The request came from security: make the audit logs impossible to alter, even by accident. No hidden write access. No quiet delete.

Immutable audit logs in AWS S3 start with one non‑negotiable step—S3 Object Lock. This setting fixes each log object in place. You choose retention in days or years, and AWS enforces it. Attempting to overwrite or delete within the lock window fails. This is the backbone for compliance, incident response, and proving your data integrity.

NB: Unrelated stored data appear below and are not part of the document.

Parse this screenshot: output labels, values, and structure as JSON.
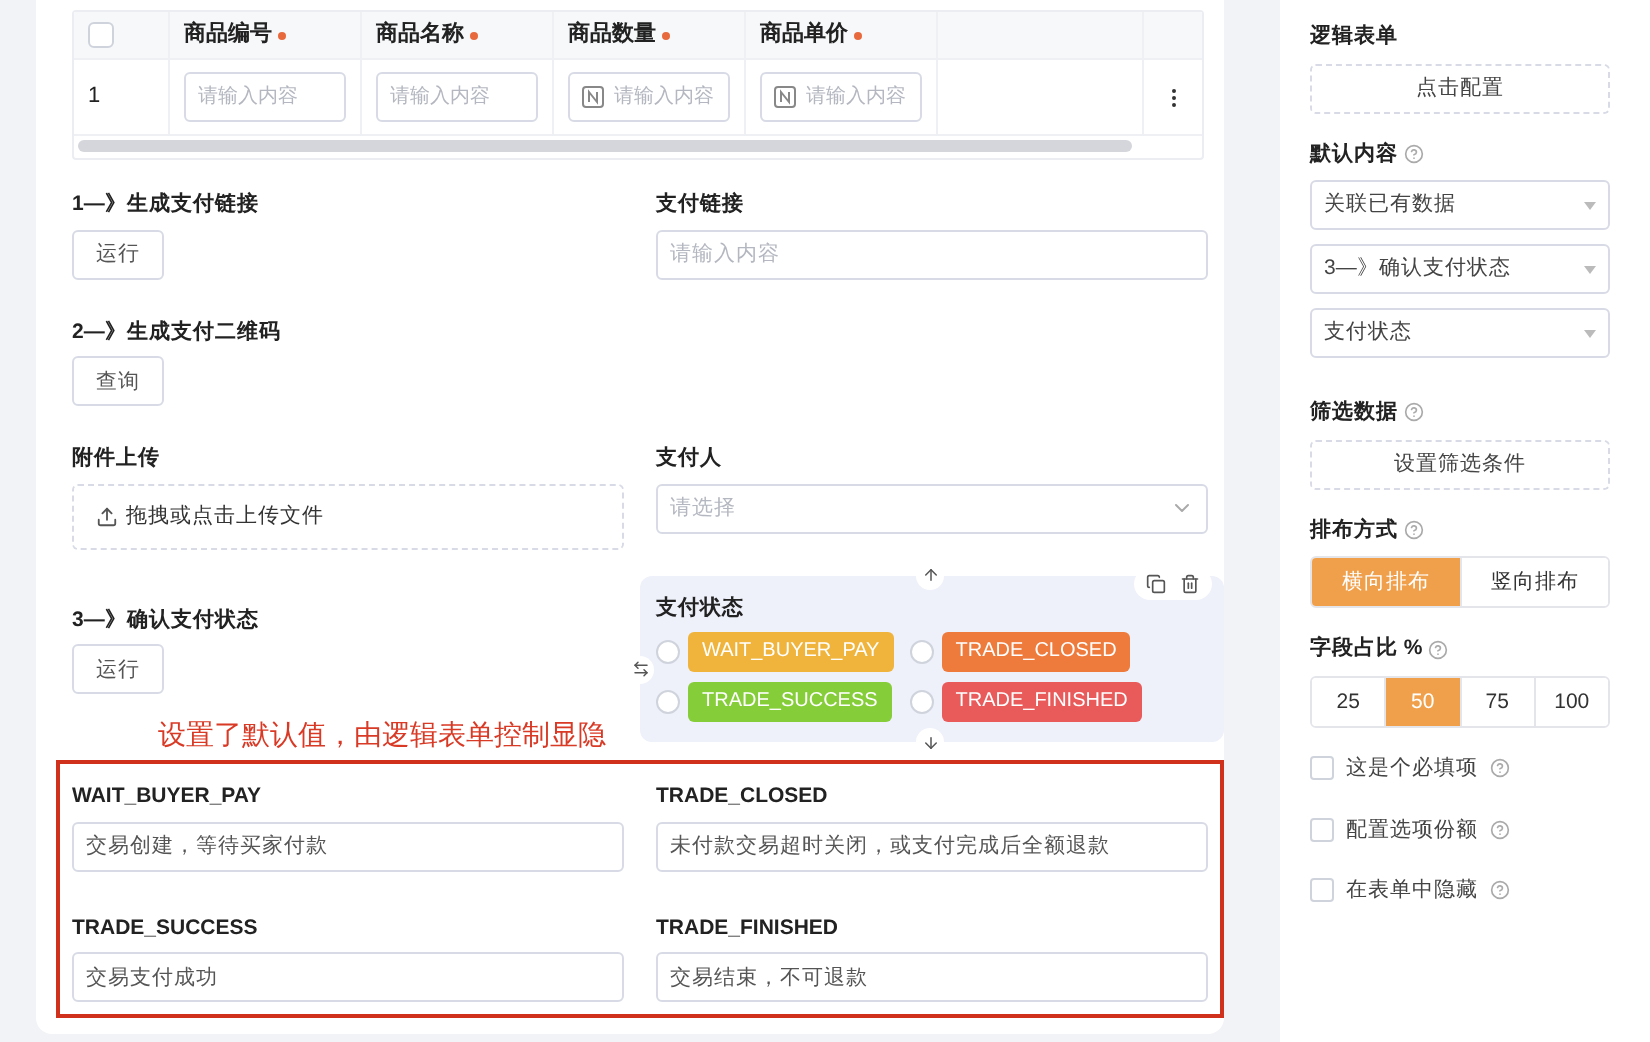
{
  "table": {
    "select_all_checked": false,
    "columns": [
      {
        "label": "商品编号",
        "required": true
      },
      {
        "label": "商品名称",
        "required": true
      },
      {
        "label": "商品数量",
        "required": true
      },
      {
        "label": "商品单价",
        "required": true
      }
    ],
    "rows": [
      {
        "index": "1",
        "cells": [
          {
            "placeholder": "请输入内容",
            "numeric": false
          },
          {
            "placeholder": "请输入内容",
            "numeric": false
          },
          {
            "placeholder": "请输入内容",
            "numeric": true
          },
          {
            "placeholder": "请输入内容",
            "numeric": true
          }
        ]
      }
    ]
  },
  "form_rows": [
    {
      "left": {
        "kind": "action",
        "label": "1—》生成支付链接",
        "button": "运行"
      },
      "right": {
        "kind": "input",
        "label": "支付链接",
        "placeholder": "请输入内容"
      }
    },
    {
      "left": {
        "kind": "action",
        "label": "2—》生成支付二维码",
        "button": "查询"
      }
    },
    {
      "left": {
        "kind": "upload",
        "label": "附件上传",
        "text": "拖拽或点击上传文件"
      },
      "right": {
        "kind": "select",
        "label": "支付人",
        "placeholder": "请选择"
      }
    },
    {
      "left": {
        "kind": "action",
        "label": "3—》确认支付状态",
        "button": "运行"
      },
      "right": {
        "kind": "radio",
        "label": "支付状态",
        "selected": true,
        "options": [
          {
            "label": "WAIT_BUYER_PAY",
            "color": "#f0b43c",
            "checked": false
          },
          {
            "label": "TRADE_CLOSED",
            "color": "#ee7a3b",
            "checked": false
          },
          {
            "label": "TRADE_SUCCESS",
            "color": "#86cd3a",
            "checked": false
          },
          {
            "label": "TRADE_FINISHED",
            "color": "#e95a5a",
            "checked": false
          }
        ]
      }
    }
  ],
  "annotation": "设置了默认值，由逻辑表单控制显隐",
  "hidden_fields": [
    {
      "label": "WAIT_BUYER_PAY",
      "value": "交易创建，等待买家付款"
    },
    {
      "label": "TRADE_CLOSED",
      "value": "未付款交易超时关闭，或支付完成后全额退款"
    },
    {
      "label": "TRADE_SUCCESS",
      "value": "交易支付成功"
    },
    {
      "label": "TRADE_FINISHED",
      "value": "交易结束，不可退款"
    }
  ],
  "settings": [
    {
      "kind": "dashed",
      "title": "逻辑表单",
      "button": "点击配置"
    },
    {
      "kind": "selects",
      "title": "默认内容",
      "help": true,
      "values": [
        "关联已有数据",
        "3—》确认支付状态",
        "支付状态"
      ]
    },
    {
      "kind": "dashed",
      "title": "筛选数据",
      "help": true,
      "button": "设置筛选条件"
    },
    {
      "kind": "segments",
      "title": "排布方式",
      "help": true,
      "options": [
        {
          "label": "横向排布",
          "selected": true
        },
        {
          "label": "竖向排布",
          "selected": false
        }
      ]
    },
    {
      "kind": "segments",
      "title": "字段占比 %",
      "help": true,
      "options": [
        {
          "label": "25",
          "selected": false
        },
        {
          "label": "50",
          "selected": true
        },
        {
          "label": "75",
          "selected": false
        },
        {
          "label": "100",
          "selected": false
        }
      ]
    },
    {
      "kind": "checkbox",
      "title": "这是个必填项",
      "help": true,
      "checked": false
    },
    {
      "kind": "checkbox",
      "title": "配置选项份额",
      "help": true,
      "checked": false
    },
    {
      "kind": "checkbox",
      "title": "在表单中隐藏",
      "help": true,
      "checked": false
    }
  ]
}
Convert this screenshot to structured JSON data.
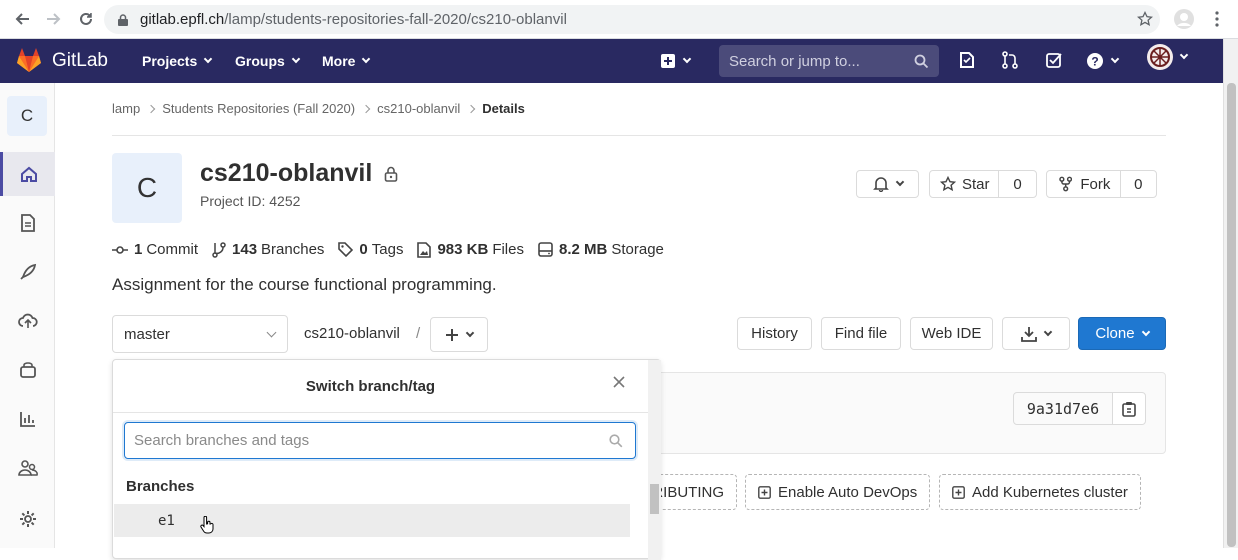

The next layer is access control. Use IAM to define read‑only roles for S3. Grant only s3:GetObject and list permissions. Remove s3:DeleteObject, s3:PutObject, and all modify actions. Attach the role to the principals servicing audit reads, not writes. Combine this with versioning to ensure any object change is tracked and preserved.

For logging itself, target a dedicated bucket. Enable server‑side encryption with AWS KMS. Configure your applications or AWS CloudTrail to write directly into this bucket under a write‑only service role. Readers—human or automated—must authenticate with the read‑only role. This separation of duties eliminates cross‑access that can break immutability.

Monitoring completes the loop. Use AWS CloudWatch to alert on denied write attempts. Set S3 bucket logging or AWS Config to detect policy drift. Immutable logs are only as strong as the controls you keep watching.

With immutable audit logs in AWS S3, backed by read‑only IAM roles, you lock down history. You get evidence that survives tampering. You get truth—stored, versioned, encrypted, and protected by policy.